In the aforementioned embodiment, the control unit 401 of the central apparatus 4 executes the first and second preferential control for platoon (FIG. 4 and FIG. 6). However, any of other roadside devices such as the traffic signal controller 1 and the roadside communication apparatus 3 may execute the first and second preferential control for platoon.

That is, a control device for executing the first and second preferential control for platoon may be any of the central apparatus 4, the traffic signal controller 1, and the roadside communication apparatus 3.

In the aforementioned embodiment, the traffic signal controller 1, the central apparatus 4, and the on-vehicle device 6 each may have a communication function based on the fifth-generation mobile communication system (5G).

In this case, if the central apparatus 4 is an edge server that has less delay than a core server, delay in communication between the central apparatus 4 and the on-vehicle device 6 can be reduced. This allows the central apparatus 4 to execute, based on probe data, traffic signal control with improved real-time property.

REFERENCE SIGNS LIST

• • 1 traffic signal controller (traffic signal control apparatus)
  • 2 signal light unit
  • 3 roadside communication apparatus (traffic signal control apparatus)
  • 4 central apparatus (traffic signal control apparatus)
  • 5 vehicle
  • 5A leading vehicle
  • 5B to 5D following vehicles
  • 5P platoon vehicles
  • 5P1 preceding platoon vehicles
  • 5P2 following platoon vehicles
  • 6 on-vehicle device
  • 101 control unit
  • 102 light drive unit
  • 103 communication unit
  • 104 storage unit
  • 401 control unit
  • 402 communication unit (acquisition unit)
  • 403 storage unit

Claims

1. A traffic signal control apparatus capable of controlling signal light colors at a target intersection, comprising:

an acquisition unit configured to acquire positional information of a tail-end vehicle among platoon vehicles traveling on an inflow road of the target intersection, and a vehicle speed of the platoon vehicles; and

a control unit configured to, when the tail-end vehicle cannot pass a stop line of the target intersection by the time a remaining green interval elapses, execute preferential control that allows the platoon vehicles to preferentially pass through the target intersection by extending a clearance interval of the target intersection.

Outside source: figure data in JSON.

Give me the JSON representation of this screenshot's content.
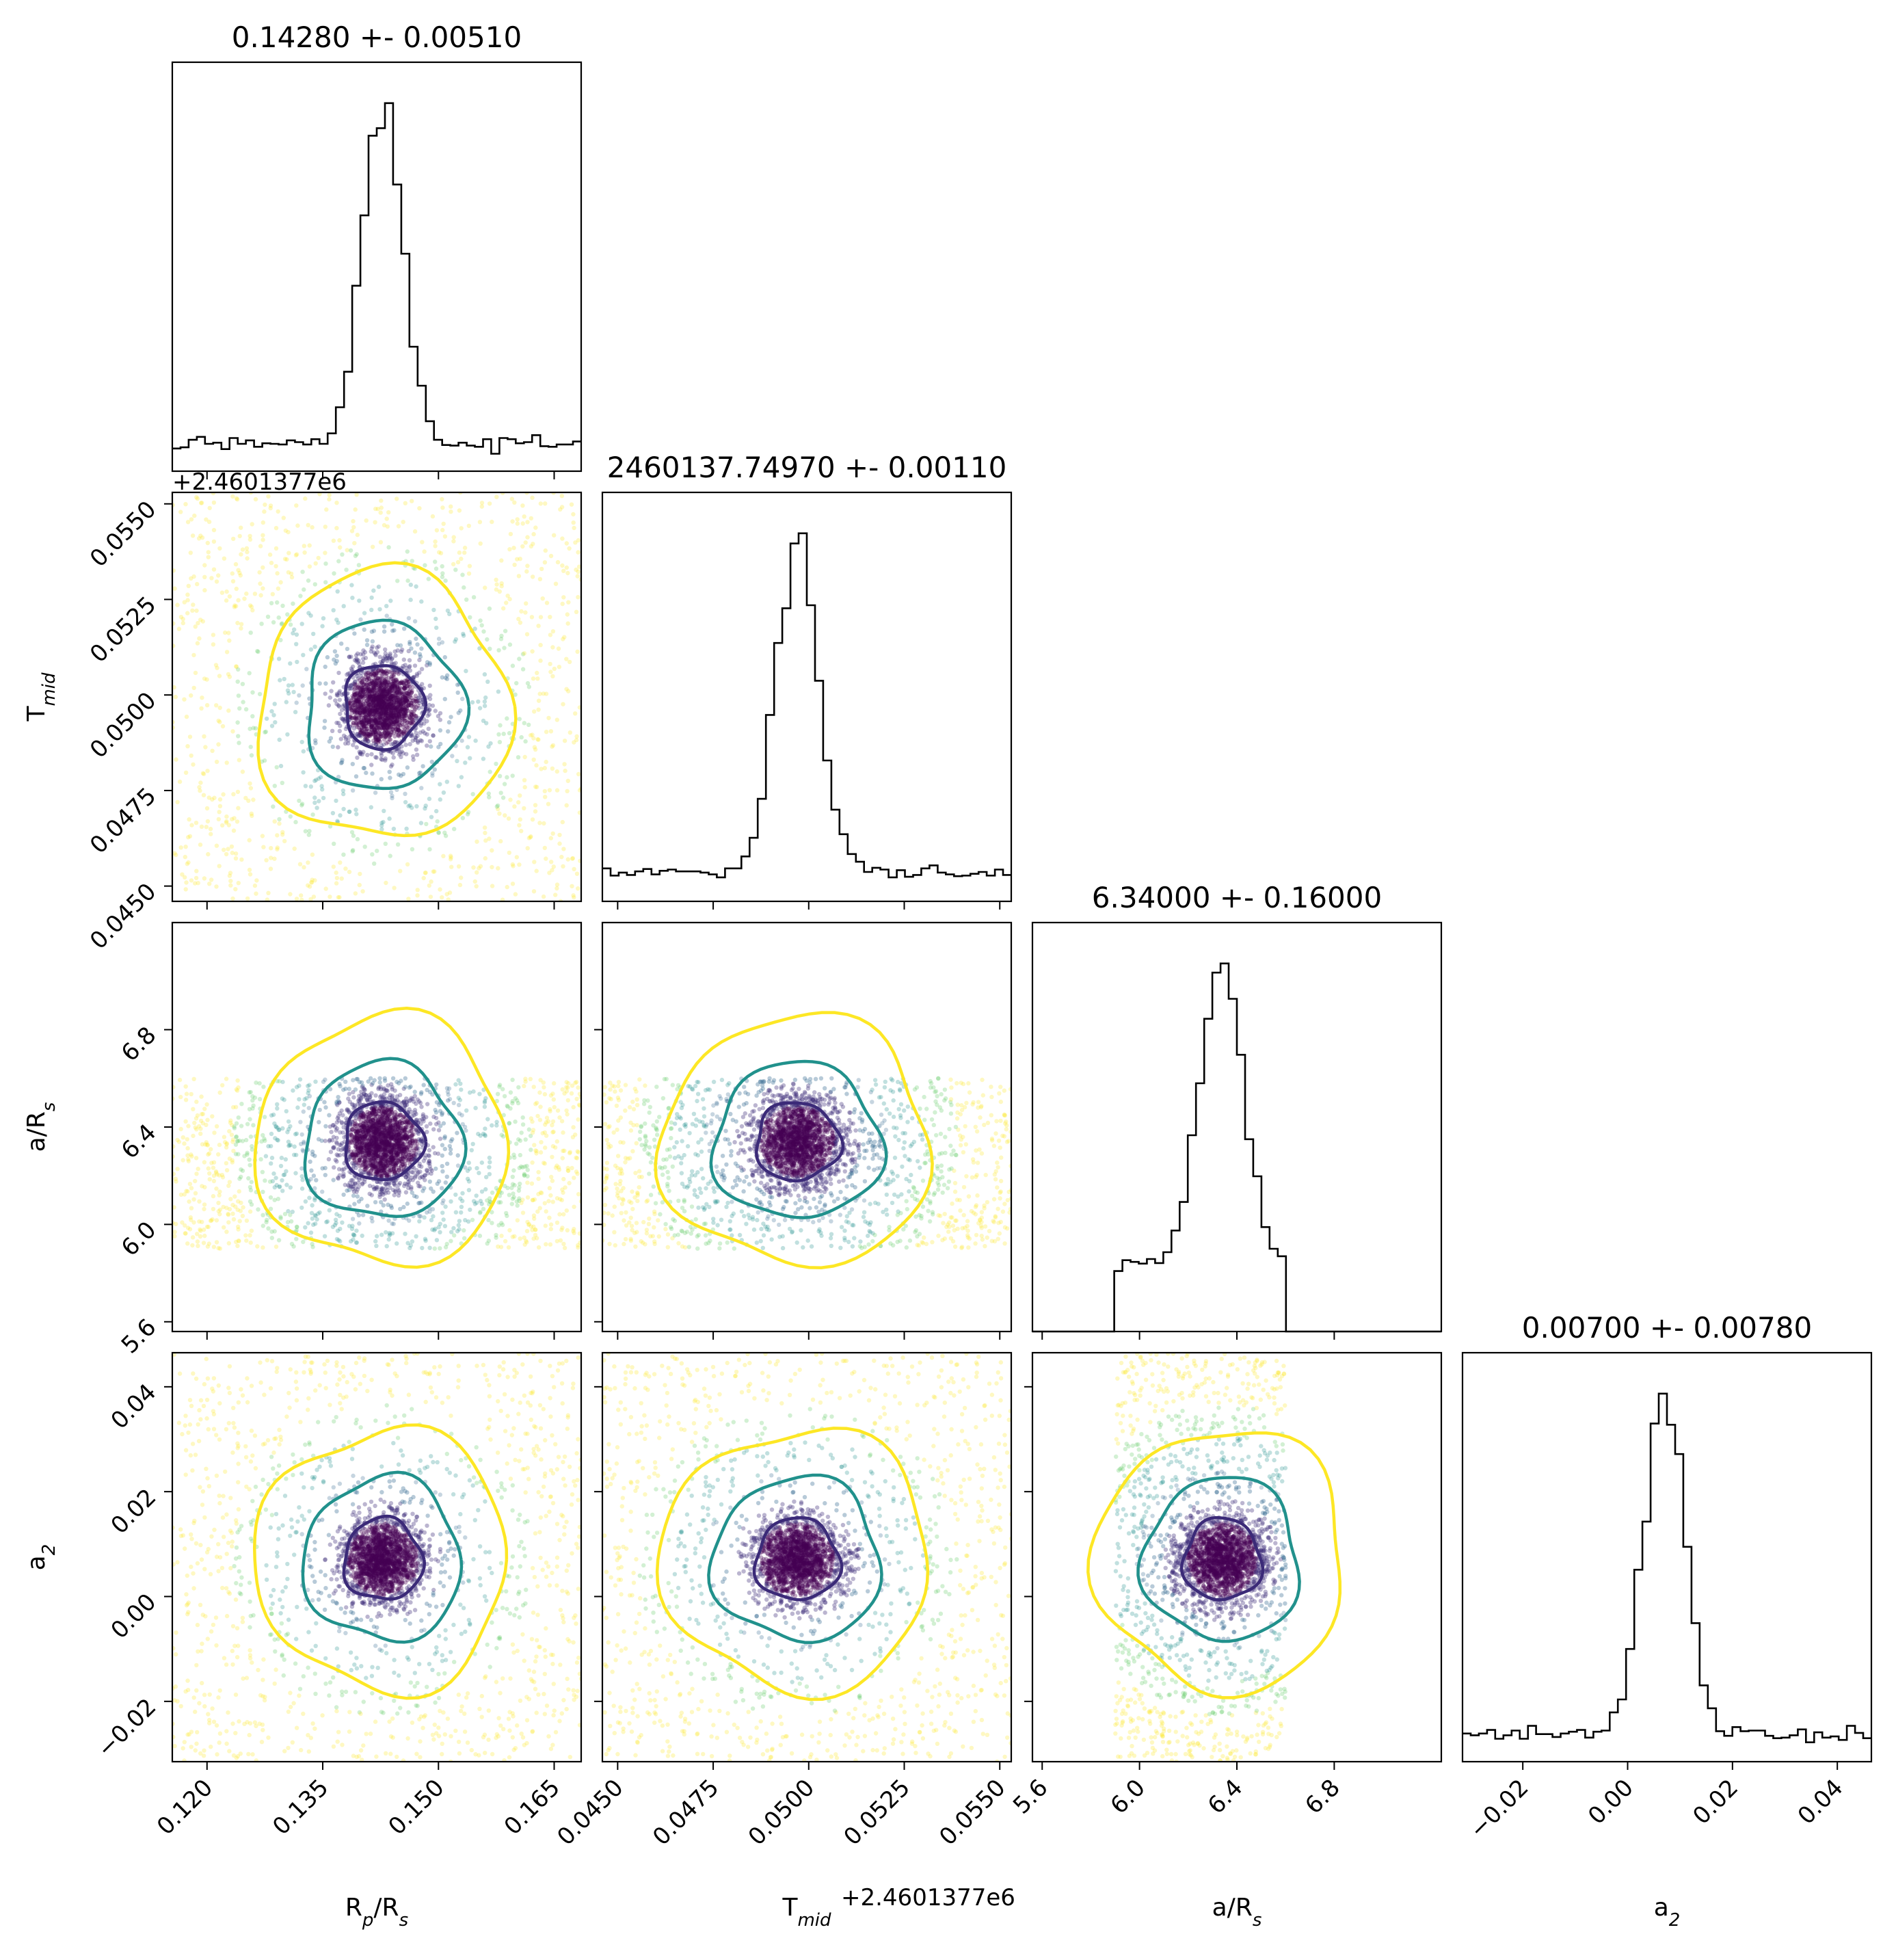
{
  "chart_data": {
    "type": "scatter",
    "subtype": "corner-plot",
    "parameters": [
      {
        "key": "rp",
        "label": "R",
        "sub": "p",
        "label_tail": "/R",
        "sub2": "s",
        "range": [
          0.1155,
          0.1685
        ],
        "ticks": [
          0.12,
          0.135,
          0.15,
          0.165
        ],
        "tick_labels": [
          "0.120",
          "0.135",
          "0.150",
          "0.165"
        ],
        "mean": 0.1428,
        "sigma": 0.0051
      },
      {
        "key": "tmid",
        "label": "T",
        "sub": "mid",
        "label_tail": "",
        "sub2": "",
        "range": [
          0.0446,
          0.0553
        ],
        "ticks": [
          0.045,
          0.0475,
          0.05,
          0.0525,
          0.055
        ],
        "tick_labels": [
          "0.0450",
          "0.0475",
          "0.0500",
          "0.0525",
          "0.0550"
        ],
        "mean": 0.0497,
        "sigma": 0.0011,
        "offset_label": "+2.4601377e6"
      },
      {
        "key": "ars",
        "label": "a/R",
        "sub": "s",
        "label_tail": "",
        "sub2": "",
        "range": [
          5.56,
          7.24
        ],
        "ticks": [
          5.6,
          6.0,
          6.4,
          6.8
        ],
        "tick_labels": [
          "5.6",
          "6.0",
          "6.4",
          "6.8"
        ],
        "mean": 6.34,
        "sigma": 0.16,
        "uniform_bounds": [
          5.9,
          6.6
        ]
      },
      {
        "key": "a2",
        "label": "a",
        "sub": "2",
        "label_tail": "",
        "sub2": "",
        "range": [
          -0.0315,
          0.0465
        ],
        "ticks": [
          -0.02,
          0.0,
          0.02,
          0.04
        ],
        "tick_labels": [
          "−0.02",
          "0.00",
          "0.02",
          "0.04"
        ],
        "mean": 0.007,
        "sigma": 0.0078
      }
    ],
    "titles": [
      "0.14280 +- 0.00510",
      "2460137.74970 +- 0.00110",
      "6.34000 +- 0.16000",
      "0.00700 +- 0.00780"
    ],
    "samples": 6000,
    "contour_levels": [
      "1-sigma",
      "2-sigma",
      "3-sigma"
    ],
    "colors": {
      "inner": "#3b2a78",
      "middle": "#21918c",
      "outer": "#fde725",
      "hist": "#000000"
    },
    "grid": false,
    "legend": "none"
  }
}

2. The traffic signal control apparatus according to claim 1, wherein

when the control unit extends the clearance interval of the target intersection, the control unit notifies the platoon vehicles that the vehicles can pass through the target intersection.

3. The traffic signal control apparatus according to claim 1, wherein

when the control unit does not extend the clearance interval of the target intersection, the control unit notifies the platoon vehicles to stop at the stop line of the target intersection.

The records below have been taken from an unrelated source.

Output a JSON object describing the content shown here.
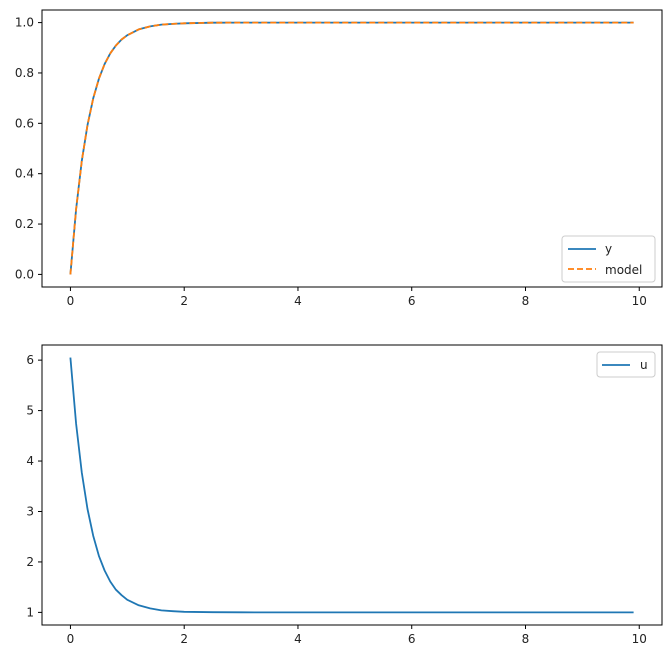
{
  "colors": {
    "blue": "#1f77b4",
    "orange": "#ff7f0e",
    "axis": "#000000",
    "legend_border": "#cccccc"
  },
  "chart_data": [
    {
      "type": "line",
      "title": "",
      "xlabel": "",
      "ylabel": "",
      "xlim": [
        -0.5,
        10.4
      ],
      "ylim": [
        -0.05,
        1.05
      ],
      "xticks": [
        0,
        2,
        4,
        6,
        8,
        10
      ],
      "xtick_labels": [
        "0",
        "2",
        "4",
        "6",
        "8",
        "10"
      ],
      "yticks": [
        0.0,
        0.2,
        0.4,
        0.6,
        0.8,
        1.0
      ],
      "ytick_labels": [
        "0.0",
        "0.2",
        "0.4",
        "0.6",
        "0.8",
        "1.0"
      ],
      "grid": false,
      "legend_position": "lower-right",
      "series": [
        {
          "name": "y",
          "color": "#1f77b4",
          "style": "solid",
          "x": [
            0,
            0.1,
            0.2,
            0.3,
            0.4,
            0.5,
            0.6,
            0.7,
            0.8,
            0.9,
            1.0,
            1.2,
            1.4,
            1.6,
            1.8,
            2.0,
            2.5,
            3.0,
            3.5,
            4.0,
            5.0,
            6.0,
            7.0,
            8.0,
            9.0,
            9.9
          ],
          "values": [
            0,
            0.259,
            0.451,
            0.593,
            0.699,
            0.777,
            0.835,
            0.878,
            0.909,
            0.933,
            0.95,
            0.973,
            0.985,
            0.992,
            0.995,
            0.997,
            0.9994,
            0.9999,
            1.0,
            1.0,
            1.0,
            1.0,
            1.0,
            1.0,
            1.0,
            1.0
          ]
        },
        {
          "name": "model",
          "color": "#ff7f0e",
          "style": "dashed",
          "x": [
            0,
            0.1,
            0.2,
            0.3,
            0.4,
            0.5,
            0.6,
            0.7,
            0.8,
            0.9,
            1.0,
            1.2,
            1.4,
            1.6,
            1.8,
            2.0,
            2.5,
            3.0,
            3.5,
            4.0,
            5.0,
            6.0,
            7.0,
            8.0,
            9.0,
            9.9
          ],
          "values": [
            0,
            0.259,
            0.451,
            0.593,
            0.699,
            0.777,
            0.835,
            0.878,
            0.909,
            0.933,
            0.95,
            0.973,
            0.985,
            0.992,
            0.995,
            0.997,
            0.9994,
            0.9999,
            1.0,
            1.0,
            1.0,
            1.0,
            1.0,
            1.0,
            1.0,
            1.0
          ]
        }
      ]
    },
    {
      "type": "line",
      "title": "",
      "xlabel": "",
      "ylabel": "",
      "xlim": [
        -0.5,
        10.4
      ],
      "ylim": [
        0.75,
        6.3
      ],
      "xticks": [
        0,
        2,
        4,
        6,
        8,
        10
      ],
      "xtick_labels": [
        "0",
        "2",
        "4",
        "6",
        "8",
        "10"
      ],
      "yticks": [
        1,
        2,
        3,
        4,
        5,
        6
      ],
      "ytick_labels": [
        "1",
        "2",
        "3",
        "4",
        "5",
        "6"
      ],
      "grid": false,
      "legend_position": "upper-right",
      "series": [
        {
          "name": "u",
          "color": "#1f77b4",
          "style": "solid",
          "x": [
            0,
            0.1,
            0.2,
            0.3,
            0.4,
            0.5,
            0.6,
            0.7,
            0.8,
            0.9,
            1.0,
            1.2,
            1.4,
            1.6,
            1.8,
            2.0,
            2.5,
            3.0,
            3.5,
            4.0,
            5.0,
            6.0,
            7.0,
            8.0,
            9.0,
            9.9
          ],
          "values": [
            6.05,
            4.74,
            3.77,
            3.05,
            2.52,
            2.12,
            1.83,
            1.61,
            1.45,
            1.34,
            1.25,
            1.14,
            1.08,
            1.04,
            1.023,
            1.012,
            1.003,
            1.001,
            1.0,
            1.0,
            1.0,
            1.0,
            1.0,
            1.0,
            1.0,
            1.0
          ]
        }
      ]
    }
  ]
}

4. A traffic signal control method for controlling signal light colors at a target intersection, the method comprising:

acquiring positional information of a tail-end vehicle among platoon vehicles traveling on an inflow road of the target intersection, and a vehicle speed of the platoon vehicles; and

when the tail-end vehicle cannot pass a stop line of the target intersection by the time a remaining green interval elapses, executing preferential control that allows the platoon vehicles to preferentially pass through the target intersection by extending a clearance interval of the target intersection.

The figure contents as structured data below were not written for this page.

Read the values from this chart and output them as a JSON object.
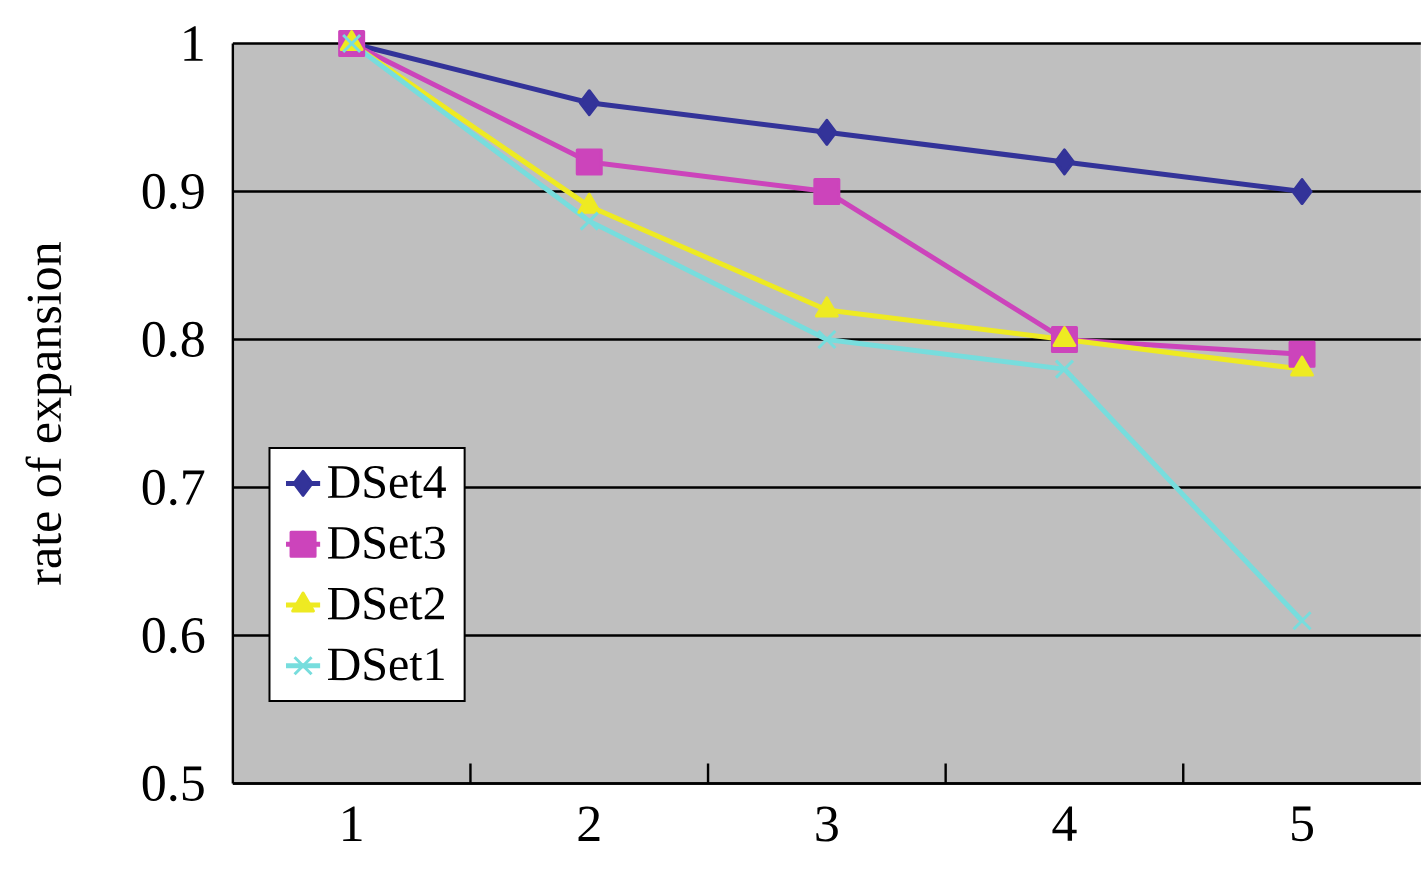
{
  "chart_data": {
    "type": "line",
    "ylabel": "rate of expansion",
    "categories": [
      "1",
      "2",
      "3",
      "4",
      "5"
    ],
    "series": [
      {
        "name": "DSet4",
        "color": "#333399",
        "marker": "diamond",
        "values": [
          1,
          0.96,
          0.94,
          0.92,
          0.9
        ]
      },
      {
        "name": "DSet3",
        "color": "#cc44bb",
        "marker": "square",
        "values": [
          1,
          0.92,
          0.9,
          0.8,
          0.79
        ]
      },
      {
        "name": "DSet2",
        "color": "#eeea22",
        "marker": "triangle",
        "values": [
          1,
          0.89,
          0.82,
          0.8,
          0.78
        ]
      },
      {
        "name": "DSet1",
        "color": "#77dddd",
        "marker": "cross",
        "values": [
          1,
          0.88,
          0.8,
          0.78,
          0.61
        ]
      }
    ],
    "ylim": [
      0.5,
      1
    ],
    "yticks": [
      0.5,
      0.6,
      0.7,
      0.8,
      0.9,
      1
    ],
    "grid": "y",
    "legend": "bottom left"
  }
}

5. A non-transitory computer readable storage medium storing a computer program configured to cause a computer to function as a traffic signal control apparatus capable of controlling signal light colors at a target intersection, the computer program causing the computer to function as:

an acquisition unit configured to acquire positional information of a tail-end vehicle among platoon vehicles traveling on an inflow road of the target intersection, and a vehicle speed of the platoon vehicles; and

a control unit configured to, when the tail-end vehicle cannot pass a stop line of the target intersection by the time a remaining green interval elapses, execute preferential control that allows the platoon vehicles to preferentially pass through the target intersection by extending a clearance interval of the target intersection.